What Is The Point...

...of text messaging on a cell phone? I'm not quite sure that people are understanding the whole concept of it all. Maybe it's just that there is something wrong with me, but I am just not getting this supposedly "wondrous" new fad.

OK, so you pay fifty bucks a month (or whatever, don't write me and tell me what you pay) for a cell phone. You have upteen number of minutes every single month to call and talk to anyone you want. Long distance is free. Nights and weekends are free. It's the easiest thing to use in the world, it's a telephone, for heaven's sake!!!!

Now, instead of using this fast, simple method of communication, you decide instead to turn what would have been a 5 minute conversation into a 60 minute ordeal. Let's say you get one of these oh-so-exciting messages from Sally Sue. Your phone rings (like they do), and instead of just flipping it open or pressing a button to answer, you have to press 5 buttons to get to the stupid message from Sally Sue, (who is extremely quick-witted) saying, "whazzup?" Now it's your turn. You click 5 more buttons, get to your little message screen, and spend the next 10 minutes crafting your clever response by hitting 243 buttons, only to end up with "nuttin". Then you hit "send" and wait. 10 more minutes go by, and here comes the bleeping sound, alerting you that Sally Sue has something extremely important to say. You go through the entire ordeal again, and to your delight you find her message saying, "im wurkin it sux". On and on the cycle goes, sometimes at $.99 per text. These are the same people who will not write a letter on paper because "snail mail" is slow.

Ummmmm, yeah right. I'm not spending $796 to send you stupid dumbass comments when you should have called me for free in the first place. I'm not screwing around with buttons for 3 hours when my own mouth runs at about 7 million words a minute.
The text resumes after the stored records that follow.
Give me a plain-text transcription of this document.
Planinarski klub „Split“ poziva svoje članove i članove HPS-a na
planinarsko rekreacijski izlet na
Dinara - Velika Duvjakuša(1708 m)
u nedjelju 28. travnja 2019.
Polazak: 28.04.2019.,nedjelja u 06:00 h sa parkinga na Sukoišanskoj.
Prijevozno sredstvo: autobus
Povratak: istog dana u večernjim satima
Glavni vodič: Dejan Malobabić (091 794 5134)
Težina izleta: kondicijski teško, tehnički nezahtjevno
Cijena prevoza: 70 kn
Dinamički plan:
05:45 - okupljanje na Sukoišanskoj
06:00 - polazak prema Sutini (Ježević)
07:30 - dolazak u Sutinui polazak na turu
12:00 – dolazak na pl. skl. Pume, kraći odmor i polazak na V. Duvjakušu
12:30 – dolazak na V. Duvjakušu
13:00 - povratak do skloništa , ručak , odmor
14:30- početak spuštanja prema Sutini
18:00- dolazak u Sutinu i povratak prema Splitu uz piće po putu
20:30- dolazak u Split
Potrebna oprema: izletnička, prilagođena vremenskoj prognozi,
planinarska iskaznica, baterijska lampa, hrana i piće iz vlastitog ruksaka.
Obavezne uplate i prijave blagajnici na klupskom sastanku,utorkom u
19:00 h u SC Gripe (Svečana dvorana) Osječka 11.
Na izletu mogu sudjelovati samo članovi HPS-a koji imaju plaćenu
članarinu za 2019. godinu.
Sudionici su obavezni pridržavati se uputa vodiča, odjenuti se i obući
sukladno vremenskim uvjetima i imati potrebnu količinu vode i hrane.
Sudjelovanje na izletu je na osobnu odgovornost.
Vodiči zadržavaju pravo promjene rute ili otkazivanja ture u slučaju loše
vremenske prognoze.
Most of my folks know not to bother me with the text crap, except for Jen, who just learned this fun game. She does it constantly; I swear by all that is good in the world, sometimes she CALLS me and tells me that she is going to text me. She can barely use the phone itself; technology flies over her head, and yet she's figured this out. I finally had to program my email into her phone so that they come to my computer instead of my phone.

So don't bother blowing up my phone with texts explaining the wonders of this stupid game. I don't even check my voicemail; I am sure as hell not pushing 3098 damn buttons just to hear that you are going to WalMart today. (Unless you are buying me something at WalMart, in which case....CALL ME ON THE FRIGGIN PHONE!)